Toutefois, la valeur des expéditions de machines et équipement, de produits forestiers et agricoles était aussi à la baisse en juillet. Seule la catégorie des biens industriels a augmenté ses livraisons par rapport à juin.

«L'aggravation rapide du déficit est un sévère rappel que notre monnaie est surévaluée et qu'elle représente un défi grandissant pour l'économie», fait observer Douglas Porter, économiste en chef désigné chez BMO Marchés des capitaux.

Le huard a continué quand même de s'apprécier hier face au billet vert qui a reculé face à la plupart des monnaies. Il s'approche dangereusement des 103 cents d'équivalence, dopé par les achats massifs d'obligations canadiennes des investisseurs étrangers.

Exportations

Du côté des exportations, la situation n'est guère plus reluisante. Certes, les achats de produits énergétiques ont reculé, mais le repli de 3,7% de l'important segment des machines et équipement (environ le quart de nos importations) semble indiquer que les entreprises canadiennes ralentissent leurs investissements. Ils ont pourtant été un élément qui a favorisé la croissance au deuxième trimestre, rappelle Krishen Rangasamy, économiste à la Banque Nationale. «Après la chute de juillet, les exportations réelles totales sont en recul de 6,4% par rapport à celles du deuxième trimestre, rappelle-t-il. À moins d'un puissant rebondissement d'ici la fin de la période, le commerce continuera sans doute de freiner la croissance d'ici à la fin de la période.»

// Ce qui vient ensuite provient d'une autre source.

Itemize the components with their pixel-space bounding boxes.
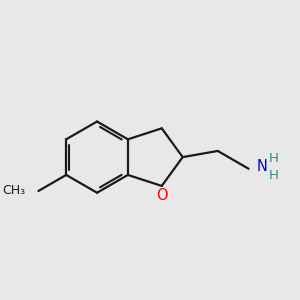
Text: O: O xyxy=(156,188,168,203)
Text: N: N xyxy=(257,160,268,175)
Text: H: H xyxy=(268,152,278,165)
Text: CH₃: CH₃ xyxy=(2,184,25,197)
Text: H: H xyxy=(268,169,278,182)
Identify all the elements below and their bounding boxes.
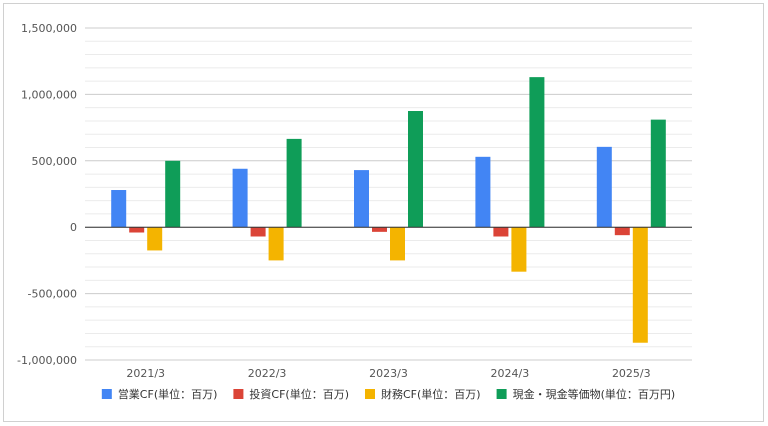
bar-series-0-category-0 — [111, 190, 127, 228]
bar-series-0-category-3 — [475, 156, 491, 228]
y-tick-label: 500,000 — [32, 155, 78, 168]
legend-swatch — [365, 389, 375, 399]
legend-item[interactable]: 営業CF(単位：百万) — [101, 387, 218, 401]
bar-series-2-category-3 — [511, 227, 527, 272]
bar-series-0-category-1 — [232, 168, 248, 228]
x-tick-label: 2021/3 — [126, 367, 165, 380]
bar-series-1-category-3 — [493, 227, 509, 237]
legend-label: 現金・現金等価物(単位：百万円) — [513, 387, 676, 401]
x-tick-label: 2022/3 — [248, 367, 287, 380]
bar-series-3-category-1 — [286, 138, 302, 228]
grid-lines — [85, 27, 692, 361]
legend-swatch — [496, 389, 507, 399]
bar-series-2-category-1 — [268, 227, 284, 261]
y-tick-label: -500,000 — [28, 288, 77, 301]
x-axis-ticks: 2021/3 2022/3 2023/3 2024/3 2025/3 — [126, 367, 650, 380]
y-tick-label: 1,500,000 — [21, 22, 77, 35]
bar-series-0-category-4 — [596, 146, 612, 228]
y-tick-label: 1,000,000 — [21, 88, 77, 101]
bar-series-1-category-2 — [372, 227, 387, 232]
legend-label: 投資CF(単位：百万) — [249, 387, 349, 401]
bar-series-2-category-4 — [632, 227, 648, 343]
bar-series-3-category-3 — [529, 77, 545, 228]
bars — [111, 77, 666, 343]
legend-label: 財務CF(単位：百万) — [381, 387, 481, 401]
x-tick-label: 2023/3 — [369, 367, 408, 380]
legend-item[interactable]: 財務CF(単位：百万) — [365, 387, 481, 401]
bar-series-3-category-2 — [408, 111, 423, 228]
bar-series-2-category-0 — [147, 227, 163, 251]
bar-series-1-category-0 — [129, 227, 145, 233]
bar-series-2-category-2 — [390, 227, 405, 261]
bar-series-1-category-1 — [250, 227, 266, 237]
legend-item[interactable]: 投資CF(単位：百万) — [233, 387, 349, 401]
legend: 営業CF(単位：百万) 投資CF(単位：百万) 財務CF(単位：百万) 現金・現金等価… — [101, 387, 676, 401]
bar-series-0-category-2 — [354, 170, 369, 228]
y-tick-label: 0 — [70, 221, 77, 234]
legend-swatch — [101, 389, 112, 399]
chart-frame — [3, 3, 764, 422]
legend-swatch — [233, 389, 244, 399]
x-tick-label: 2024/3 — [491, 367, 530, 380]
y-axis-ticks: 1,500,000 1,000,000 500,000 0 -500,000 -1,000… — [17, 22, 77, 367]
y-tick-label: -1,000,000 — [17, 354, 77, 367]
legend-label: 営業CF(単位：百万) — [118, 387, 218, 401]
bar-series-1-category-4 — [614, 227, 630, 236]
bar-series-3-category-4 — [650, 119, 666, 228]
legend-item[interactable]: 現金・現金等価物(単位：百万円) — [496, 387, 676, 401]
bar-series-3-category-0 — [165, 160, 181, 228]
x-tick-label: 2025/3 — [612, 367, 651, 380]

Il reflète aussi la vitalité du secteur manufacturier, dont la moitié environ de la production est destinée outre frontières. On pourra constater vendredi l'affaiblissement des expéditions internationales sur leurs ventes.

Aux États-Unis aussi, on constate une détérioration du solde commercial, en raison de la faiblesse des exportations qui ont reculé de 1% alors que les importations se sont repliées de 0,8%. Pour la première fois en quatre mois, le déficit commercial était plus élevé que le précédent. En juillet, il a atteint 42 milliards US, soit une centaine de millions de plus qu'en juin.

Le déficit avec la Chine a atteint 29,4 milliards, un nouveau record. Celui avec l'Union européenne a bondi de 42%, à 12 milliards, soit le pire chiffre depuis octobre 2007.

Les livraisons de produits automobiles, de biens de consommation et de biens industriels ont surtout diminué.

Exprimé en volume, le déficit commercial s'est aggravé davantage, à cause d'une baisse de 2,2% des exportations. «Cela pourrait indiquer que le commerce extérieur a freiné la croissance américaine cet été alors qu'il l'avait nourrie durant les deux trimestres précédents», constate Dawn Desjardins, économiste en chef adjoint chez à la Banque Royale (RBC).

Cela est d'autant plus plausible que les cours du pétrole brut se sont raffermis en août.